King Leopold's Congo Free State was an economic, environmental, cultural, and human disaster for the Congo people. Historians estimate that 8-10 million persons perished from the violence, forced labor, and starvation caused by Leopold's lust for power and profits. When he died in 1909 at age 74, much of the world despised him. American poet Vachel Lindsay wrote this epitaph:

Listen to the yell of Leopold's ghost
Burning in Hell for his hand-maimed host,
Hear how the demons chuckle and yell
Cutting his hands off, down in Hell.

For Discussion and Writing

  1. Describe the system of labor put into place by Leopold to gather ivory and wild rubber. Was this a form of slavery?
  2. How did Edmund Morel almost singlehandedly convince the world that something terrible was happening in King Leopold's Congo Free State?
  3. What was "the heart of darkness"?

For Further Information

Congo. The Catholic Encyclopedia.

The Congo. From Bertrand Russell's Freedom and Organization 1814-1914, Chapter XXXI, Imperialism (pp. 450-456 of the hardback version).

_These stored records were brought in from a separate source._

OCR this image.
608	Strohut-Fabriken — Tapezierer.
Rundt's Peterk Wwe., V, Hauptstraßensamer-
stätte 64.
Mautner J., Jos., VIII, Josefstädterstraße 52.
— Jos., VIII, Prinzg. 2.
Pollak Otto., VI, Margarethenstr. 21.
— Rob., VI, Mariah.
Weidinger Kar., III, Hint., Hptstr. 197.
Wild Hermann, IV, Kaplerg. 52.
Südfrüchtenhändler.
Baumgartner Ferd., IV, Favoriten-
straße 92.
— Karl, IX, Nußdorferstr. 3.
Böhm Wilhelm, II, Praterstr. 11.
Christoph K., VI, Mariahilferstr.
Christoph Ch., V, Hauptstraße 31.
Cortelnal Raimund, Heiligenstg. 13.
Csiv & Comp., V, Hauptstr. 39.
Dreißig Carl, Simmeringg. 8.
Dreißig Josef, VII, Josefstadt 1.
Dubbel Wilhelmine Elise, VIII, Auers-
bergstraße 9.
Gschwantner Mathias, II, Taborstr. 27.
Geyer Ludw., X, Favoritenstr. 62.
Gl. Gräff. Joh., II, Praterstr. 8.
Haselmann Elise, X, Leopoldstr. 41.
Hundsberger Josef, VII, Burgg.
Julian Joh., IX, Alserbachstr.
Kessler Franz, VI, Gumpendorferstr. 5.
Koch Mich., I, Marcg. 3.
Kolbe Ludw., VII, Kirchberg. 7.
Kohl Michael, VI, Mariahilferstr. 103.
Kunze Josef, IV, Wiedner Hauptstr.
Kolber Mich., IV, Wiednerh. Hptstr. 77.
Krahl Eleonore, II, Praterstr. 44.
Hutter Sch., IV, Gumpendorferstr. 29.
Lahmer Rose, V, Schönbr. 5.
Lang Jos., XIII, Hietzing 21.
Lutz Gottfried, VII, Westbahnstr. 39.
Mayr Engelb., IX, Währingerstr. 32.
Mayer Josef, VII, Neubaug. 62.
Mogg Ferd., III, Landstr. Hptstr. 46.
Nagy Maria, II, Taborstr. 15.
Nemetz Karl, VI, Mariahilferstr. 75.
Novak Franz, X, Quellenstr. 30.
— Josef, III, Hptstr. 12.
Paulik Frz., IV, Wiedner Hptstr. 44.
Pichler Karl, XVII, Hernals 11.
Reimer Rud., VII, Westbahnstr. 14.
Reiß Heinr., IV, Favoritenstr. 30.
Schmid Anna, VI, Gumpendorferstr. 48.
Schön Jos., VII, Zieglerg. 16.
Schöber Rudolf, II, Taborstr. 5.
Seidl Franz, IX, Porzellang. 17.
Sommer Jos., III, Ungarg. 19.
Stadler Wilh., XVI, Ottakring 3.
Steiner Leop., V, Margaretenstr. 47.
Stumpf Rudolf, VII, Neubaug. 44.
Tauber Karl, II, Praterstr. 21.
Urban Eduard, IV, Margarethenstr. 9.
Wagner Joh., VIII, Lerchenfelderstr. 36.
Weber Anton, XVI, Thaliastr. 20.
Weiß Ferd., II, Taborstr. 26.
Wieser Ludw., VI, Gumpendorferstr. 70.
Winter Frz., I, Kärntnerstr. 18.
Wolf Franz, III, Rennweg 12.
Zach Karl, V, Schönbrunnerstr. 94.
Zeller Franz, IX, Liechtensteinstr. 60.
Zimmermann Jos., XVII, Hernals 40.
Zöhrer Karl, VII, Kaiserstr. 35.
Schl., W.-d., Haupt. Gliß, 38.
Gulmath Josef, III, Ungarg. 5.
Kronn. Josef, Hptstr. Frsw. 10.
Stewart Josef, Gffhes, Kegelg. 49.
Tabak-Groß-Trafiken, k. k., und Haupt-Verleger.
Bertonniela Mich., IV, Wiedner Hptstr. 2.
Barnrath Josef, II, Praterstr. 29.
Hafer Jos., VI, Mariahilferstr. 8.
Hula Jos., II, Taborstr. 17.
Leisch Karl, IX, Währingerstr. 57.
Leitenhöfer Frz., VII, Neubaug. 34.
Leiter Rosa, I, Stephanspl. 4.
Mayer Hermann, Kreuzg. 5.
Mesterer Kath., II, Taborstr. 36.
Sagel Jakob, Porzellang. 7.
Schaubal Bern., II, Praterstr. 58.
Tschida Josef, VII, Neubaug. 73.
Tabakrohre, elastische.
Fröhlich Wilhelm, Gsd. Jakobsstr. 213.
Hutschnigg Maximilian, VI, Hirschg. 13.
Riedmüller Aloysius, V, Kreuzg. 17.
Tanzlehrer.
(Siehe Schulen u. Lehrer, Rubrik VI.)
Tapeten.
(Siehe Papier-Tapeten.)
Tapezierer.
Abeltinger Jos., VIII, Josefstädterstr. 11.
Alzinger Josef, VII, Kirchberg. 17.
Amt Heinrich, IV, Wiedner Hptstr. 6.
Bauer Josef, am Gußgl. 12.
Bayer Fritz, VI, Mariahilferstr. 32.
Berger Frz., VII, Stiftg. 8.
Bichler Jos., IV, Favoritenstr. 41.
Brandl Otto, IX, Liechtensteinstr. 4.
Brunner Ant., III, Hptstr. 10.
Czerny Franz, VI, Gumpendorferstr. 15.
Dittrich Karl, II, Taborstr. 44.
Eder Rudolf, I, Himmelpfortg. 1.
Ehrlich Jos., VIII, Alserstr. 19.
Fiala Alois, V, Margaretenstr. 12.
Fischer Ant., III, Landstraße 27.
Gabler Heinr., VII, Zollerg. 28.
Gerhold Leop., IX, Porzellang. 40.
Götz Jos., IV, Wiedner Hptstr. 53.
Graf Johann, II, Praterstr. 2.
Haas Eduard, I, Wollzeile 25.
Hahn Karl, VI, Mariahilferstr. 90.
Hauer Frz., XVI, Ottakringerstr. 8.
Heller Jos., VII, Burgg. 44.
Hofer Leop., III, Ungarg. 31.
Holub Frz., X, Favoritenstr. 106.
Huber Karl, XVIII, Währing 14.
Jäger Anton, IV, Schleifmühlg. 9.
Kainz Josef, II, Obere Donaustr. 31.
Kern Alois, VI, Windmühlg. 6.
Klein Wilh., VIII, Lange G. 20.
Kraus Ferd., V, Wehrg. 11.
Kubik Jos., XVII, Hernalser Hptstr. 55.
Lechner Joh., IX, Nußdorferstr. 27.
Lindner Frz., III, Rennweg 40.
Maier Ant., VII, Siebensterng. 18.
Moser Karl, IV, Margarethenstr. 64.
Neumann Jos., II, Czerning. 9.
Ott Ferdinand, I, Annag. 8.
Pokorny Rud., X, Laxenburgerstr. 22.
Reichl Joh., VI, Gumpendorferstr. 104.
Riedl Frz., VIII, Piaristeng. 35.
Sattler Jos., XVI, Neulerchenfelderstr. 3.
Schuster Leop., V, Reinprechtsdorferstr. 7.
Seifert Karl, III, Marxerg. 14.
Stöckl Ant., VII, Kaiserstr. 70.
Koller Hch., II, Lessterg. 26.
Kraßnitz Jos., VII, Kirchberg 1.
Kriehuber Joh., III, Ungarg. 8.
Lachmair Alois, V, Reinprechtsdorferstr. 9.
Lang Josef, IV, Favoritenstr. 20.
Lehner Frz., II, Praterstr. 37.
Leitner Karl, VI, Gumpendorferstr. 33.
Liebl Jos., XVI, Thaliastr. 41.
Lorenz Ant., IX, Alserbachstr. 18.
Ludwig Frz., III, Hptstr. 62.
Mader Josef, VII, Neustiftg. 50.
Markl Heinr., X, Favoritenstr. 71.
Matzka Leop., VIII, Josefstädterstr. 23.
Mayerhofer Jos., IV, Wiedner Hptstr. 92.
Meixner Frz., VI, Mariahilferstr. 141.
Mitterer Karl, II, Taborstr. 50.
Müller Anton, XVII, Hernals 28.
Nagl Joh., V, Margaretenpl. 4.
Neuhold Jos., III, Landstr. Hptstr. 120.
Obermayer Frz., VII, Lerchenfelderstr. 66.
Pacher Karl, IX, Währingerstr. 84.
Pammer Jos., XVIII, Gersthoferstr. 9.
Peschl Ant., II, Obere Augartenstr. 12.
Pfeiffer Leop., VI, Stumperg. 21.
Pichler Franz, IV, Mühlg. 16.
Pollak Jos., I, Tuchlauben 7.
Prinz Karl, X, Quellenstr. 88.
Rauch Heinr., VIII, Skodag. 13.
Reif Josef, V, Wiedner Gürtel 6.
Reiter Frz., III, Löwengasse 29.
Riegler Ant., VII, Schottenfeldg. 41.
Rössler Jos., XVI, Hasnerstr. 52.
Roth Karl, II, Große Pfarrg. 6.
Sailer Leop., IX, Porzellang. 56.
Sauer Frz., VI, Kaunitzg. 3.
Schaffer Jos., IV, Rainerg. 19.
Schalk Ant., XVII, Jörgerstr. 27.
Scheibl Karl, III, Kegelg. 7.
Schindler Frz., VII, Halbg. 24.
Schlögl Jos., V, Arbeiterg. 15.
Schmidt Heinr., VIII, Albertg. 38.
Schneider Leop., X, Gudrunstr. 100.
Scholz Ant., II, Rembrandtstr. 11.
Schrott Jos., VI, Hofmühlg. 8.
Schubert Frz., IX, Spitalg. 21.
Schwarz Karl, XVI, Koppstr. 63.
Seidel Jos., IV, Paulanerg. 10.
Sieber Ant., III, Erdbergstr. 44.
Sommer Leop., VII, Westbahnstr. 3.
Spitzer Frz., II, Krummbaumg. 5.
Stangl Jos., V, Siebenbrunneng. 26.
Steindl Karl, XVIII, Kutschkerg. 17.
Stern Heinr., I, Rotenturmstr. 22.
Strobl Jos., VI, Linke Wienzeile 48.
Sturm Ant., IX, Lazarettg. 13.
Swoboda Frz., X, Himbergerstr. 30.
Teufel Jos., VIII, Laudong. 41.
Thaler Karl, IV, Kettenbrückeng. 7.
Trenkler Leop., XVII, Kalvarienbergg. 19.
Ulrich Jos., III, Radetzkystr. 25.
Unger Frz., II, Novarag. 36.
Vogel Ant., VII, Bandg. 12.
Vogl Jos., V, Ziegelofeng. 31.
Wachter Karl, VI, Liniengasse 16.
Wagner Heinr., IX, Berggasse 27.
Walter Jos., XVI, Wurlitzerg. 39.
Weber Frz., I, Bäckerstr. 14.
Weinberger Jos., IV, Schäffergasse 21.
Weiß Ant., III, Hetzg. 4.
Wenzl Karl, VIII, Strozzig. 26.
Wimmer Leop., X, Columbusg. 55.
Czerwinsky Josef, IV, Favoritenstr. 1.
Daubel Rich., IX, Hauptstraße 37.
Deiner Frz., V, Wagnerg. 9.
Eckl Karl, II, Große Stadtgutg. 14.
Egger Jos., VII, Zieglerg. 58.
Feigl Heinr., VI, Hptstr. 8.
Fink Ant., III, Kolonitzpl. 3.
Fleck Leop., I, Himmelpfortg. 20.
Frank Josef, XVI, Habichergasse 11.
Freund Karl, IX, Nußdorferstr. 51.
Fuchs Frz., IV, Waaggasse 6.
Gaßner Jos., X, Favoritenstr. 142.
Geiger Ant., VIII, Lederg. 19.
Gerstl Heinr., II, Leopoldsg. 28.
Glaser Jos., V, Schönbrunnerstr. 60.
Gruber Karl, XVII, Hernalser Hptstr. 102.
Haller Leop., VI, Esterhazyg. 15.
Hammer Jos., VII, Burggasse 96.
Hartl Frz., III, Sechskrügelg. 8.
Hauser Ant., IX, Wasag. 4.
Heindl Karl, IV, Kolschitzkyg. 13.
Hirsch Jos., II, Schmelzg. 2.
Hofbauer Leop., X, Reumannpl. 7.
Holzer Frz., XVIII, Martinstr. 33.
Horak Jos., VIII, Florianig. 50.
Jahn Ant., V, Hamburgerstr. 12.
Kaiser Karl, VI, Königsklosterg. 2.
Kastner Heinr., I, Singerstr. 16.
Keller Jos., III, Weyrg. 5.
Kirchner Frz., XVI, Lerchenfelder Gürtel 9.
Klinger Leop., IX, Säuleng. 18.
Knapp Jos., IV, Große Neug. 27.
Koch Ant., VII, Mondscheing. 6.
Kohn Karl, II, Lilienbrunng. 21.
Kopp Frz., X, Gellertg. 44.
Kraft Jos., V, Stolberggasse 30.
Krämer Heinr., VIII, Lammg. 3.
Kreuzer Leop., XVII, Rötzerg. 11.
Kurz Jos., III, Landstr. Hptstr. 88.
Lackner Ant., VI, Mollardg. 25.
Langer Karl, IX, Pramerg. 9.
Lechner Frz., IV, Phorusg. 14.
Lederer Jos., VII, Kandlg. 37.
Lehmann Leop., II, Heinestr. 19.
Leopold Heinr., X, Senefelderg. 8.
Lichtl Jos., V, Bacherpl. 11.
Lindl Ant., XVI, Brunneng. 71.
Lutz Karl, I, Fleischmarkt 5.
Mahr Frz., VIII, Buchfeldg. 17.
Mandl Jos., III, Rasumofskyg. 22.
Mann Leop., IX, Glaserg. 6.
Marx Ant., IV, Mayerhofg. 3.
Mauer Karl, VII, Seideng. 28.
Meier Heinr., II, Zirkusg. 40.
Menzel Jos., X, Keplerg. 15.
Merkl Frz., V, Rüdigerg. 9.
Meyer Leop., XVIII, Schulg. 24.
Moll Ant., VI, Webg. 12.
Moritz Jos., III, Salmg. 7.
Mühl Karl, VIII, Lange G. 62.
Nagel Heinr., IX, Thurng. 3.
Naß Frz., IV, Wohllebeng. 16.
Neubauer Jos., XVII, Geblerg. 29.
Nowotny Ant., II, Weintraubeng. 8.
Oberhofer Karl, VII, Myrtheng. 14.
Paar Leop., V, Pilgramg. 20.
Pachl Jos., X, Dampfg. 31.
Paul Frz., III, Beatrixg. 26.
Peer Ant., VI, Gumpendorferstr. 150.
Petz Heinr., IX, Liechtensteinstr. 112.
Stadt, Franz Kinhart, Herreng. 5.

Review Ghost of Adam Hochschild's King Leopold's Ghost.

A C T I V I T Y

Doing Business

The Congo Free State was an extreme example of one country exploiting another. Similar concerns arise today over the behavior of large corporations doing business in undeveloped countries. What standards should these corporations use for wages, worker safety, child labor, and environmental issues? Some argue that foreign corporations in undeveloped countries should use the same standards they employ elsewhere in the world. Anything less, they say, exploits workers and the environment. Others argue that corporations should honor the laws of their host country and do not need to bring other standards with them. Corporations, they say, offer much to poorer countries in terms of jobs, education, and economic development. They believe that putting restrictions on them would keep them away from these countries.

In this activity, role play a U.S. congressional committee deciding whether to impose standards on American corporations doing business in undeveloped countries.

  1. Divide students into small groups, each group role playing a congressional committee.
  2. Each group should discuss and decide whether the United States should impose standards in each of the following areas: wages, worker safety, child labor, and the environment.
  3. The groups should report their decisions and the reasons for them to the whole class.